Qual o teu livro preferido?

Difícil dizer, muda com o tempo. Quando tinha 17 anos era “O Processo” de Kafka, aos 21, “Trilogia de Nova Iorque”, de Auster, aos 25, “Goodbye Columbus”, de Philip Roth, aos 28, “O Ano da Morte de Ricardo Reis”, de Saramago, aos 30, “Detectives Selvagens”, de Bolaño....vai mudando.

Qual a tua citação preferida?

Não tenho.

Qual foi o último livro que leste?

Estou a ler “Pastoral Americana”, de Philip Roth. Antes desse li “Milagrário Pessoal”, do José Eduardo Agualusa, de que gostei muito.

Se estivesses de escolher uma banda sonora para acompanhar a leitura de “O Bom Inverno” qual seria?

Seria um disco de Bon Iver (vês as semelhanças?) chamado “For Emma, Forever Ago”

O que podemos esperar de diferente neste novo livro “O Bom Inverno” em relação aos anteriores?

Já falei muito do livro, mas é um romance que tem uma trama muito parecida com um policial noir, embora não seja de todo um policial; é um romance que testa o limite de várias personagens enclausuradas num cerco, e que transporta o protagonista, um escritor frustrado, de uma vida de desistência e enfado para um lugar estranho e fantasmagórico onde irá ser posto à prova, descobrindo quais são as verdadeiras forças que nos mantêm presos a este mundo e qual é o real poder da palavra.

Qual foi o livro que mais gostaste de escrever e porquê?

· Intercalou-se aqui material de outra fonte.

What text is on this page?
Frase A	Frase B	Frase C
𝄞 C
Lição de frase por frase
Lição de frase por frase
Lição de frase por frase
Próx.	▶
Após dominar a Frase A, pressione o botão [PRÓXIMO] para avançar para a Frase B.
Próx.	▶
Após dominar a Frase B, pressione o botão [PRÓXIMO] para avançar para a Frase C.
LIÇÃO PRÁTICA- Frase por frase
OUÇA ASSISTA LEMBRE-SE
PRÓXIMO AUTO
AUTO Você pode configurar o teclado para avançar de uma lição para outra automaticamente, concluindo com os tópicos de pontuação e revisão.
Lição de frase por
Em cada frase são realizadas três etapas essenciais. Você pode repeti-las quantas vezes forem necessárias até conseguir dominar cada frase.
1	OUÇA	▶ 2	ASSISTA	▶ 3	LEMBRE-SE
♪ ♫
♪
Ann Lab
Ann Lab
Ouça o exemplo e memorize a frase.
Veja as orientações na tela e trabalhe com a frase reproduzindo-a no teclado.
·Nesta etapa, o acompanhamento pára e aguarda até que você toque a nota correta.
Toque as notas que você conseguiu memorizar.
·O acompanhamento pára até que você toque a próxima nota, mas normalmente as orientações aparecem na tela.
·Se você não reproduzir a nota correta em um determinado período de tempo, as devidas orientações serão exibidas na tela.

Sempre o último. O Bom Inverno foi uma experiência muito divertida, porque deixei que a narrativa se soltasse de mim, fosse carregada por outras personagens em diante. A construção foi natural e não mecânica, o destino de cada personagem foi decidido por ela mesma.
De todas as personagens que criaste, com qual te identificas mais?
Com os meus narradores, que são os meus alter-egos. Nunca têm nomes e são as vozes que narram os meus romances. Evidentemente, sou eu sem nunca ser eu.

O que significou para ti ganhar o prémio Saramago?

Significou que o meu trabalho até então foi reconhecido e é um orgulho ganhar um prémio com o nome do escritor português mais importante de sempre. Para além disso, trouxe-me novos leitores.

O que achas que significa ser um escritor nos dias de hoje?

Não faço ideia. Depende do género de escritor que és, ou se és escritor ou alguém que, por acaso, escreveu um livro. Ser escritor, na minha perspectiva, é uma carreira e não um capricho, é um desenvolver gradual de um talento, da capacidade de mudança, um entendimento da nossa própria vida a partir dos livros que escrevemos. O resto não faço ideia o que seja; só consigo pensar naquilo que faço como uma carreira, com um caminho e uma direcção. O resto são histórias da carochinha.

Quais são os teus planos e objectivos para o futuro?
Continuar a escrever romances, e que cada um faça diferença na minha vida e na vida dos meus leitores.